Но небо оставалось высоким и тихим, звонкой была земля.
Еще толпа... Говорит кто-то черный, кругло взмахивая руками; бросается в глаза линия крупного сухого подбородка.
Около ворот на тротуарах, во всю длину улицы, сколько видит глаз, люди. От них улица кажется шире, а дома уже, точно кто-то сплюснул эти дома и выдавил из них людей, как арбузные зерна.
Бабаев шел широкими встревоженными шагами, по привычке вытягивая носки, и чем больше встречал людей, тем быстрее куда-то шел. Люди хлестали его по лицу своими лицами, и он старался глядеть прямо перед собою и выше, чтобы не видеть людей.
Круглилась высоко в воздухе соборная колокольня, а под ней мостились изгибистые дома. Насторожились, приподняли крыши. Блестели сухими любопытными зрачками окон, вытянув вперед щупальцы водосточных труб.

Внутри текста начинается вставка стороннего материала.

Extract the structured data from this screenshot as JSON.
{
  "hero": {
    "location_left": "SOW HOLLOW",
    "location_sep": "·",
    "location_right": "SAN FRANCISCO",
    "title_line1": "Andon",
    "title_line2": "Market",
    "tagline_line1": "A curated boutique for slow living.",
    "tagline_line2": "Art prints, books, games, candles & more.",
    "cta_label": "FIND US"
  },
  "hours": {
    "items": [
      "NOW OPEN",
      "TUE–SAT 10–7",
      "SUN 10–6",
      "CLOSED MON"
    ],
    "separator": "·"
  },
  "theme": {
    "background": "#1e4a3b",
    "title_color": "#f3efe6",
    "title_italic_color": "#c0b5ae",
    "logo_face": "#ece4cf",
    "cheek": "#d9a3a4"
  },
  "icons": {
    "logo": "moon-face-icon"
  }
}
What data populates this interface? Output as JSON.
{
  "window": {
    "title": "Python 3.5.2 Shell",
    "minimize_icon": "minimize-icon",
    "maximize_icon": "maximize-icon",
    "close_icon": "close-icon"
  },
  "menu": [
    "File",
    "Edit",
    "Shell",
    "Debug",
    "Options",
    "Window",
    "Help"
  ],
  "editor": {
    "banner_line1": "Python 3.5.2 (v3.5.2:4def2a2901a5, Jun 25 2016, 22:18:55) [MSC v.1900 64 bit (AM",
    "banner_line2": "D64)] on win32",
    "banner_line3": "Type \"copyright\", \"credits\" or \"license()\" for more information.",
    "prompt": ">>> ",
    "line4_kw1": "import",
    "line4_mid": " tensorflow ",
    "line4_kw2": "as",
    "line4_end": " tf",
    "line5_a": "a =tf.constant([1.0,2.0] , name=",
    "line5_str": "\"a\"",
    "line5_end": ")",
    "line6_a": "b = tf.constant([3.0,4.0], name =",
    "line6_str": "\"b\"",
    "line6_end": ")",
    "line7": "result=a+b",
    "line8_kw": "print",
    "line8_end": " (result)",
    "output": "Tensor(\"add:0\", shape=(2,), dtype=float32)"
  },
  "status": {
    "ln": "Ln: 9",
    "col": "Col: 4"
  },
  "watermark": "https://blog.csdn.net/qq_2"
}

Где-то вблизи шла и пела толпа. Пела - этого никогда не слышал Бабаев. Нельзя было разобрать слов, но они и не нужны были. Без слов, тугие от смысла, долетали и бились в стены домов широкоглазые звуки, звуки, как цветочные корзины или удары лучей.
Они не были бесцветными - они окрашивали все в глазах Бабаева в какой-то мутный, розовато-опаловый цвет, и уже покрылась ими и стала совсем тонкой и зыбкой соборная колокольня. Стены домов тоже ушли куда-то, оставались только окна, открытые и черные. Кто-то впереди взмахнул руками. Чья-то подброшенная высоко фуражка перевернулась в воздухе и колесом упала вниз. Потом еще поднялись чьи-то руки. Кричали что-то. Казалось, с пальцев, из-под ногтей слетали крики - такие они были острые, странные. Крики сильней. Шире распахнулись окна; и вдруг красно стало в глазах от флагов, хлынувших на улицу.
Толпа выступала из-за поворота и пела.
Впереди шли женщины, девушки в белых платьях, с красными цветами на груди. Несли знамена. Эти знамена были на тонких древках с надписями: "Свобода", "Слава труду", "Слава павшим борцам за свободу"... Это шла свобода. Свободе пели гимны. Свобода колыхала знамена и флаги.
Реяли лица, как спелые колосья. Много, густо, точно двигалось облако.
Вышли мы все из народа,
Дети семьи трудовой
"Равенство, братство, свобода"
Вот наш девиз боевой,
расслышал Бабаев.
Прямо в лицо ему пел это вместе с другими реалист, тонкий, невысокий, с горячими радостными глазами. Голос был молодой, но сильный. Бросился в глаза широкий кадык на белой шее. Кто-то чернобородый, приземистый, степенный, чувствовал себя только что родившимся на свет, а за ним тоже светлый, старый кричал: "Долой самодержавие!", и по сетчатому лицу текли слезы. Пели камни мостовой и стены. Пели красные флаги. Люди казались звуками.
Двигались, как лавина, захватывая кучки на тротуарах.
- Долой полицию! - крикнул кто-то во всю силу легких.
- Долой войско! - захохотал кто-то в лицо Бабаеву.
Бабаев прислонился к стене. Мимо него дальше и дальше шли, сколько - он не мог сосчитать.
Девочки в соломенных шляпках, с распущенными по плечам волосами, такие хрупкие, как снежинки. Шли и таяли. Откуда они? Обволакивал их глазами казались сказкой.